BEWARE: you must be careful to configure SSHD to require *both* publickey
*and* PAM, otherwise the TOTP PAM response alone will be sufficient!!!
### SSHD Configuration
Modify the `/etc/ssh/sshd_config` file as follows, to require both types of
authentication to succeed (the items must be comma-separated, not
space-separated)
```
AuthenticationMethods publickey,keyboard-interactive:pam
```
Also check the following settings. For many distributions these are the
default options; you may not need to set them explicitly but should verify
their values if not.
```
ChallengeResponseAuthentication yes
UsePAM yes
PasswordAuthentication no
```
If you want to bypass the 2FA requirement when connecting from a trusted
source, e.g.

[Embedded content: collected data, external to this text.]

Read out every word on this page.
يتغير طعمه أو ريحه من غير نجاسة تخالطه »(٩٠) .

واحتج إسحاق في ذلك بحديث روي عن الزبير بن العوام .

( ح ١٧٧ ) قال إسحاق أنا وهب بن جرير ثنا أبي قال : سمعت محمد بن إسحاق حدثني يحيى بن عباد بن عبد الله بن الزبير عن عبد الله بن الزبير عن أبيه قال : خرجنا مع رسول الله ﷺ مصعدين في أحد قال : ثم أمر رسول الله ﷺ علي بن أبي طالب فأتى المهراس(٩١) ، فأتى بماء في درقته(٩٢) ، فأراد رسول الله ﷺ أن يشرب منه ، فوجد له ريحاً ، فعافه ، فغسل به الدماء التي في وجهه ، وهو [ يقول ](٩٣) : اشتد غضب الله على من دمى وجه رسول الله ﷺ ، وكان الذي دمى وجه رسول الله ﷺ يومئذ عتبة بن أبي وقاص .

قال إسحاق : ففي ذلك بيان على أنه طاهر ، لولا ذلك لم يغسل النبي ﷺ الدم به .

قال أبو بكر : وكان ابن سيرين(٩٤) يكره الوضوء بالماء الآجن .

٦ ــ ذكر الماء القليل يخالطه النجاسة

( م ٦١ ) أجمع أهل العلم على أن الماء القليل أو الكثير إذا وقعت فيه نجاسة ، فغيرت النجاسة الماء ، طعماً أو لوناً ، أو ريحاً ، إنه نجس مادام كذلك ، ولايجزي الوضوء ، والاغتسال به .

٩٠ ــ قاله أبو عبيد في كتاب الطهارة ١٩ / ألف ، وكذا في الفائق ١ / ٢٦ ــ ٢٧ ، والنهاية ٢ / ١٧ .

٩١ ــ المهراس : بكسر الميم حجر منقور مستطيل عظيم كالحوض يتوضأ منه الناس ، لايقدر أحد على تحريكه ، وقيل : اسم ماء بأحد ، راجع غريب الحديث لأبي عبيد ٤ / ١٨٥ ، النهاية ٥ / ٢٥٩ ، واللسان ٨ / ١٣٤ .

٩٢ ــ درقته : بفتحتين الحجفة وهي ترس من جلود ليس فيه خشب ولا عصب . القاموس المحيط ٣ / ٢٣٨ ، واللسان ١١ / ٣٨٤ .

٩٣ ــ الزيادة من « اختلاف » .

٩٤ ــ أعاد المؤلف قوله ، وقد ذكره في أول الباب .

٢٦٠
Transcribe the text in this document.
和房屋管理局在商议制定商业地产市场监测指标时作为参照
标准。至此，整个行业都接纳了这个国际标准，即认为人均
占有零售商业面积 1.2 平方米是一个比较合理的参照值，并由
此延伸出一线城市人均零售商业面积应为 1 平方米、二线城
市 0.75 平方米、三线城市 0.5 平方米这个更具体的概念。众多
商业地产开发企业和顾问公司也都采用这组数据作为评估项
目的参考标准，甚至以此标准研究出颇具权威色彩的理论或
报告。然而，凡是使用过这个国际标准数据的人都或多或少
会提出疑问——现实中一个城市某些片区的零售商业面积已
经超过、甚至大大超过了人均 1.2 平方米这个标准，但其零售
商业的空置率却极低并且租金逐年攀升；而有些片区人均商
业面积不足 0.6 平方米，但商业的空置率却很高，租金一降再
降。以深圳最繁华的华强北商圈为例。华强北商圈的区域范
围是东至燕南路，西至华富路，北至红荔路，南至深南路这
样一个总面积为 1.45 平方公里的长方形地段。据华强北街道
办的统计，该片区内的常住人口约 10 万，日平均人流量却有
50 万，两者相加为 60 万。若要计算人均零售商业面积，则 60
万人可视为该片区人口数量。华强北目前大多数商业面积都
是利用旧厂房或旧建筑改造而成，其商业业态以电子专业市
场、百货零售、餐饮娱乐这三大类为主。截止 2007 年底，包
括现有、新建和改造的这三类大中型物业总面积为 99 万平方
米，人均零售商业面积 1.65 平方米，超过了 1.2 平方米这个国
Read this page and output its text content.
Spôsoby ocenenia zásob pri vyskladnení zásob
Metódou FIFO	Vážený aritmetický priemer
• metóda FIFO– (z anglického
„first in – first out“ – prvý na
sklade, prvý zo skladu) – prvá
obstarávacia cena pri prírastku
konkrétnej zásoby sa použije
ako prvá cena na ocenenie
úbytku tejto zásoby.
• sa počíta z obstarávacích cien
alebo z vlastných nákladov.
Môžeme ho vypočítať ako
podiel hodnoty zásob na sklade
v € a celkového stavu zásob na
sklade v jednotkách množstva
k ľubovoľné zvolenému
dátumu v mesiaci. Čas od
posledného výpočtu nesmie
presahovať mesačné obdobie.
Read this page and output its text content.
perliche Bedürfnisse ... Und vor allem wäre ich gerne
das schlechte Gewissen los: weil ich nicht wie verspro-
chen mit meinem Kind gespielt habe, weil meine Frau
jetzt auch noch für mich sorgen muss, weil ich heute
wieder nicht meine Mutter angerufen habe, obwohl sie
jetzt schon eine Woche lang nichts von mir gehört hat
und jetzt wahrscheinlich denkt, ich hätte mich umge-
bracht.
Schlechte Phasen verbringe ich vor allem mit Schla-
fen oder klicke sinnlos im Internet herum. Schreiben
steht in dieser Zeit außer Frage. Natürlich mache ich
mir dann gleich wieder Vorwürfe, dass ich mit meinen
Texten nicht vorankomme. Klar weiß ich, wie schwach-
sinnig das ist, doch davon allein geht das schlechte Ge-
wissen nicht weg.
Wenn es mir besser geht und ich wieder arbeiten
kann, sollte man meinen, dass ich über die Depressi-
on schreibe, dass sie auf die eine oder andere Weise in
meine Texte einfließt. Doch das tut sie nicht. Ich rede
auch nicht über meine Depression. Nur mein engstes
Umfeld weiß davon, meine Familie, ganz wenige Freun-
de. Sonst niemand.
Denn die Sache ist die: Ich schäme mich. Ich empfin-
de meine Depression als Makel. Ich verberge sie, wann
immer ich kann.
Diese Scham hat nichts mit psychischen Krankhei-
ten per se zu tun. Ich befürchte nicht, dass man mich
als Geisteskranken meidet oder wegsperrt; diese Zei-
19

VPN, then add this to the *end* of the config:
```
Match address 10.0.0.0/8,192.168.0.0/16
AuthenticationMethods publickey
```
|Option |Description |
|-------------------------------------|------------|
|`ChallengeResponseAuthentication yes`|[Required] Enable challenge response (keyboard-interactive) authentication.
|`UsePAM yes` |[Required] Enable PAM authentication modules.
|`PasswordAuthentication no` |[Required] Disable password authentication.
|`AuthenticationMethods ...` |[Required] Define which methods must be completed to accept the login.
|`Match address ...` |Subsequent settings only apply to connections from these IPs
### PAM configuration
Once you are sure that SSHD is requiring *both* public key or certificate
*and* PAM, then make the same configuration change as described above for
sudo, except in the `/etc/pam.d/sshd` file.